Theorem: A linear transformation between two normed spaces is uniformly continuous if it's bounded.
Proof: Let $X_1$ and $X_2$ be normed linear spaces with norms $\| \cdot \|_i,i=1,2$ and let $T$ be a linear transformation between the two spaces. If $T$ is uniformly continuous, then it is continuous at 0 from which it follows that there is a universal $\delta >0$ such that $\|Tx\|_2 \leq 1$ whenever $\|x\|_1 \leq \delta$. Thus, for example, with any $x \neq 0$, we will have $$\|Tx\|_2= \left\|T\frac{\delta x}{\|x\|_1}\right\|_2 \cdot\frac{\|x\|_1}{\delta} \leq \frac{\|x\|_1}{\delta}$$
For the converse, if $x_n \to x$, the fact that $\|T(x-x_n)\|_2 \leq C \|x-x_n\|_1$ means that $T x_n \to Tx$. As C is independent of $x$, the continuity is uniform.
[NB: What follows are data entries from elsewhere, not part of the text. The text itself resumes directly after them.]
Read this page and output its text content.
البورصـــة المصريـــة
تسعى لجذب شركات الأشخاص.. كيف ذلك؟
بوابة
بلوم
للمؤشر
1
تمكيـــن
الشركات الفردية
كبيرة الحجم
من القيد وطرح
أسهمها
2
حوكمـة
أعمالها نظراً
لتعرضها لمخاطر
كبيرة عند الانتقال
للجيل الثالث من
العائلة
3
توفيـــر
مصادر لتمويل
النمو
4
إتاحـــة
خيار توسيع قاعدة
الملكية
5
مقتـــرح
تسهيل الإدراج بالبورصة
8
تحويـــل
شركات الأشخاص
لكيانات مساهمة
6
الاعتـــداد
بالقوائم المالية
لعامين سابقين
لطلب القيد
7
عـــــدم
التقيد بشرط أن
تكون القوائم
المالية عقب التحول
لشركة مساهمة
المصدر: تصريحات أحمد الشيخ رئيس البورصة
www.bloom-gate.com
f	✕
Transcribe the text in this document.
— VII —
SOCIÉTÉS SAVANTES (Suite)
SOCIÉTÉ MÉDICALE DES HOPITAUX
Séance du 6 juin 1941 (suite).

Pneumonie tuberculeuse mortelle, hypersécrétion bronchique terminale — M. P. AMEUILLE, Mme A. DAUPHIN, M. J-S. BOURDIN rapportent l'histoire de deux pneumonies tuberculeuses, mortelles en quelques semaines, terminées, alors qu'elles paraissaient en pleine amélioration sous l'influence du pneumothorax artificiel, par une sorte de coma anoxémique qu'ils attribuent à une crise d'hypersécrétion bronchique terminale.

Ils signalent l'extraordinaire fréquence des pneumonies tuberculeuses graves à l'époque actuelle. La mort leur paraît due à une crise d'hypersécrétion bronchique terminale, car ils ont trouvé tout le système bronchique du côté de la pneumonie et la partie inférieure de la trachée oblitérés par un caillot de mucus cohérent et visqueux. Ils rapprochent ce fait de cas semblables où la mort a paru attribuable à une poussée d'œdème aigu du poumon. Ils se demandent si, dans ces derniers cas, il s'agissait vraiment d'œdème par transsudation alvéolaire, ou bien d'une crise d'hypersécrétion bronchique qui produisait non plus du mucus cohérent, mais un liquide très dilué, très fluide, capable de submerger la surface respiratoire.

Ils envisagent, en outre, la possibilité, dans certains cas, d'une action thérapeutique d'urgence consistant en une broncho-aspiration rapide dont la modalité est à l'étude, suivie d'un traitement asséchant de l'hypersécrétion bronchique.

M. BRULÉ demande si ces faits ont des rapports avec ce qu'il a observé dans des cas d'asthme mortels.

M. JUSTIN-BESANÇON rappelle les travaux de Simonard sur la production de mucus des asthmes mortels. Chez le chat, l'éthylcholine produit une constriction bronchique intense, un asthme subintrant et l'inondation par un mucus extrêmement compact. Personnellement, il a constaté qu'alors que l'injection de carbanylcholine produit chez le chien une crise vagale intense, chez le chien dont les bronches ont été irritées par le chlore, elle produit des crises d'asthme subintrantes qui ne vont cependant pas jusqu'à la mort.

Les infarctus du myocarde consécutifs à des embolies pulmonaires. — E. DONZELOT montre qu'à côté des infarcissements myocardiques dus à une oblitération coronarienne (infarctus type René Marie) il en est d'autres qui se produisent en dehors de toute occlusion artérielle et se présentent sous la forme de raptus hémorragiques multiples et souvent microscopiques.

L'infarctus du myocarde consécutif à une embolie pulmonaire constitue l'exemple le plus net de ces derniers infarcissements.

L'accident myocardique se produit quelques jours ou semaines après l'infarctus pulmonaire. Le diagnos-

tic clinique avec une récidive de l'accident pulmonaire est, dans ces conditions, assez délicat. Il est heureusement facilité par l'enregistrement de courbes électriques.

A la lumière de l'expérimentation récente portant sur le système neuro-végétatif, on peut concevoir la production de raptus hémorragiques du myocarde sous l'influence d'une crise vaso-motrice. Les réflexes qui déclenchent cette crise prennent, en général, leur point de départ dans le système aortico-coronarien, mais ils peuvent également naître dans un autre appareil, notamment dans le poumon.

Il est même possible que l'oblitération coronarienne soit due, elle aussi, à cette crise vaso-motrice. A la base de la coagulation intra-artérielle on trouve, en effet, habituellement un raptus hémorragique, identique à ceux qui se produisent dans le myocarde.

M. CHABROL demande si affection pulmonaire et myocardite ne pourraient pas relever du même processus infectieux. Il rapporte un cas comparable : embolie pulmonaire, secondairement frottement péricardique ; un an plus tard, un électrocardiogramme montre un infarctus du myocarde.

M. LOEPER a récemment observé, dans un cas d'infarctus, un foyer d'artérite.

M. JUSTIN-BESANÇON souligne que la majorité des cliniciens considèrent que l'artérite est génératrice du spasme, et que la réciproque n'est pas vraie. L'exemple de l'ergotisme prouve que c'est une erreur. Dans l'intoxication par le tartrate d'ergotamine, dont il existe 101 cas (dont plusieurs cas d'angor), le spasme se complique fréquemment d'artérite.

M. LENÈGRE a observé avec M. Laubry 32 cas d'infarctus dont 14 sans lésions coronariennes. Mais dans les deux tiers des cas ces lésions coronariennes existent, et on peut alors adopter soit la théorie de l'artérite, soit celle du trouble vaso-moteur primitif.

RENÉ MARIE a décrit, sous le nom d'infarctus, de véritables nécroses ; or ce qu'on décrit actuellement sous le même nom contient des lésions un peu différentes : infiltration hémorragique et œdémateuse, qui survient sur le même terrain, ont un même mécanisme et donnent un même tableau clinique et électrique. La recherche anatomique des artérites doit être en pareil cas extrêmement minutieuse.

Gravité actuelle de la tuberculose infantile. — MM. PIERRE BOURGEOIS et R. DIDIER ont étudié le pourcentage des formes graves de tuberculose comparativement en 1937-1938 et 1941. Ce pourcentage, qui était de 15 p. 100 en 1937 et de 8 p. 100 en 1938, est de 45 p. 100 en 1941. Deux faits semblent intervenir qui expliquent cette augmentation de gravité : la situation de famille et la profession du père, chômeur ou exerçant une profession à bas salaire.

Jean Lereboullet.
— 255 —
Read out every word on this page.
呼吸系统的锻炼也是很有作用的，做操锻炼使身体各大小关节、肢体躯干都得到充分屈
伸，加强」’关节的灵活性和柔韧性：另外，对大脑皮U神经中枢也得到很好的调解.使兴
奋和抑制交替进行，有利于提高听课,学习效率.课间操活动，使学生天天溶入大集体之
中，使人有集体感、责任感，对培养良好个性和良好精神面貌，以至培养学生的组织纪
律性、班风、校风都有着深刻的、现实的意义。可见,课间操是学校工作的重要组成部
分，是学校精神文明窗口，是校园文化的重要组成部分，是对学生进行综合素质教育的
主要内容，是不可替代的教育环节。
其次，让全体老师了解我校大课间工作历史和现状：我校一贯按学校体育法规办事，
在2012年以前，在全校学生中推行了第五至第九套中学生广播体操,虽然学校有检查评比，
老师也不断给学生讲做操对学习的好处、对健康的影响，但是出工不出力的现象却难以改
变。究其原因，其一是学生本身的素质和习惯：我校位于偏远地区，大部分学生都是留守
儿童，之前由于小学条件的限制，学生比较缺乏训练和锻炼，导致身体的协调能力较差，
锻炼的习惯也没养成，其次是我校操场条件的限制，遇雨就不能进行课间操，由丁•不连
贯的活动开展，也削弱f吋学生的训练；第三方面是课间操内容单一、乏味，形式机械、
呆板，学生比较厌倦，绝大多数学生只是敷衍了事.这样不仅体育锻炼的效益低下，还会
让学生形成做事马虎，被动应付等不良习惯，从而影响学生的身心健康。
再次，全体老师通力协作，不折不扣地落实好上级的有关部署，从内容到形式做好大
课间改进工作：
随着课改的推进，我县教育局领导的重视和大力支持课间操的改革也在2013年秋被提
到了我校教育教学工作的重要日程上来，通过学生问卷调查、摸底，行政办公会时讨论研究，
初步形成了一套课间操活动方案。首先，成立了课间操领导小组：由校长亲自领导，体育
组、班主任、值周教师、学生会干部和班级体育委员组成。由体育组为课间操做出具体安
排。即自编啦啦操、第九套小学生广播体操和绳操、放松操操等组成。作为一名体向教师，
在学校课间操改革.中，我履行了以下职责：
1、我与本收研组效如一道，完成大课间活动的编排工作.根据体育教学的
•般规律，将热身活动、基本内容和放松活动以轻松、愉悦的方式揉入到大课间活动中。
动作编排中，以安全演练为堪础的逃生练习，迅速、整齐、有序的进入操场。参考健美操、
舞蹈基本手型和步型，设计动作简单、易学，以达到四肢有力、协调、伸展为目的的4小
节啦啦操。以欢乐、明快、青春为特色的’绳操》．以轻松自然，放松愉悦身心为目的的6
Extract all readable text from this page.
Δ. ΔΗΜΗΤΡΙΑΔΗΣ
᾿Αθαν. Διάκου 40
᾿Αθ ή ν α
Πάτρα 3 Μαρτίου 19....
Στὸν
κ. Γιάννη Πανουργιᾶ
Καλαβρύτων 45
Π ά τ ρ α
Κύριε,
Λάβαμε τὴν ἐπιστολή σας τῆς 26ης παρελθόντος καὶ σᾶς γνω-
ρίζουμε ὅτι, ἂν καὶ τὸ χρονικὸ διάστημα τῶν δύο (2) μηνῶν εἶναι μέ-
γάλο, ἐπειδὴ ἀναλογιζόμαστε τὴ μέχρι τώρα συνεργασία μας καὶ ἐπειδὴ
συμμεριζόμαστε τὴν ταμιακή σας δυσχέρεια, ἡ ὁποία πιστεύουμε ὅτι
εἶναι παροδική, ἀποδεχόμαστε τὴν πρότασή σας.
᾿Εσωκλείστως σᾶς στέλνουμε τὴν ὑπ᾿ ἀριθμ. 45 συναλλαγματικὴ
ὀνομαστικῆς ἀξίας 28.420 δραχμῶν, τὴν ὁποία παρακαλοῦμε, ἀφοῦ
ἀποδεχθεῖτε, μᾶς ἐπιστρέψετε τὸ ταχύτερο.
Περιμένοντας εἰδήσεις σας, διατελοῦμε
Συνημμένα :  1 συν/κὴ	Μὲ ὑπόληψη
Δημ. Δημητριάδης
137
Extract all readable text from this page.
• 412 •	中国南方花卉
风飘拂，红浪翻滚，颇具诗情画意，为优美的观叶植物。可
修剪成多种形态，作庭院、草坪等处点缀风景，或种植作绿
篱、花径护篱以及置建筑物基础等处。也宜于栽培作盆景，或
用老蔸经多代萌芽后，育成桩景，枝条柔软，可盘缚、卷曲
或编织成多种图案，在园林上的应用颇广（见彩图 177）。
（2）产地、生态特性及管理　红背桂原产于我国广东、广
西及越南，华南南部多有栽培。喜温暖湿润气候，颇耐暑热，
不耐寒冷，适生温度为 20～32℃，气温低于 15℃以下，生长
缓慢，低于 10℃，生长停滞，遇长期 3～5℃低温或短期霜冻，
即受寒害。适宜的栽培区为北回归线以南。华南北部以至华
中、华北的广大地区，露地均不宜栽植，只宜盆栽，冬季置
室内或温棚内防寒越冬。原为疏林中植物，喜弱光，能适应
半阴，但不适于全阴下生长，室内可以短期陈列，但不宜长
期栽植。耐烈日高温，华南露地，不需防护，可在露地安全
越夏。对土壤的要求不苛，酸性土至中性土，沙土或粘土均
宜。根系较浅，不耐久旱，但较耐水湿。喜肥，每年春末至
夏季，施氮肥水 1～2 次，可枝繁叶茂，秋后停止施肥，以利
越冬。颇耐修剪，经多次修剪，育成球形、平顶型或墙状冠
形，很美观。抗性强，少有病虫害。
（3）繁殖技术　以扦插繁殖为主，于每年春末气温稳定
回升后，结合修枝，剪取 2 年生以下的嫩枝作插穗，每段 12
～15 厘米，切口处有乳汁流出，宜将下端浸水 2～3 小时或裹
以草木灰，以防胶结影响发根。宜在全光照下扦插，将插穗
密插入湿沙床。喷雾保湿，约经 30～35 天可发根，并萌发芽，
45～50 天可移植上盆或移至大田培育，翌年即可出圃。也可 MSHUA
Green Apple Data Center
Question: for the converse direction, since we assume it is bounded. Thus, by definition, we have $\|T(x-x_n)\|_2 \leq C\|x-x_n\|_1$ for some finite constant $C$. But how to see that "it means $T x_n \to Tx$"?
To expand on the answer in the comments, note that if $\|\cdot\|$ is a norm on a vector space $X$, the condition that $\lim_{n\to\infty}y_{n} = y$ means by definition that $\lim_{n\to\infty}\|y_{n} - y\| = 0$. Returning to the question, note that for each $n\in\mathbb{N}$, by the linearity and boundedness of $T$,
$$0 \leq \|T(x_{n}) - T(x)\|_{2} = \|T(x_{n} - x)\|_{2} \leq C\|x_{n} - x\|_{1}.$$
As $\lim_{n\to\infty}0 = 0$ and as $\lim_{n\to\infty}C\|x_{n} - x\|_{1} = 0$, it follows from the squeeze theorem that $\lim_{n\to\infty}\|T(x_{n}) - T(x)\|_{2} = 0$. By definition, $\lim_{n\to\infty}T(x_{n}) = T(x)$.
However, it is unclear how uniform continuity is being shown from this proof. Only sequential continuity has been shown, and it is not clear from what was stated in the proof as to how uniform continuity is obtained from here. However, you can use that the estimate $\|T(x - x_{n})\|_{2} \leq C\|x - x_{n}\|_{1}$ for $n\in\mathbb{N}$ implies Lipschitz continuity with a bit of work.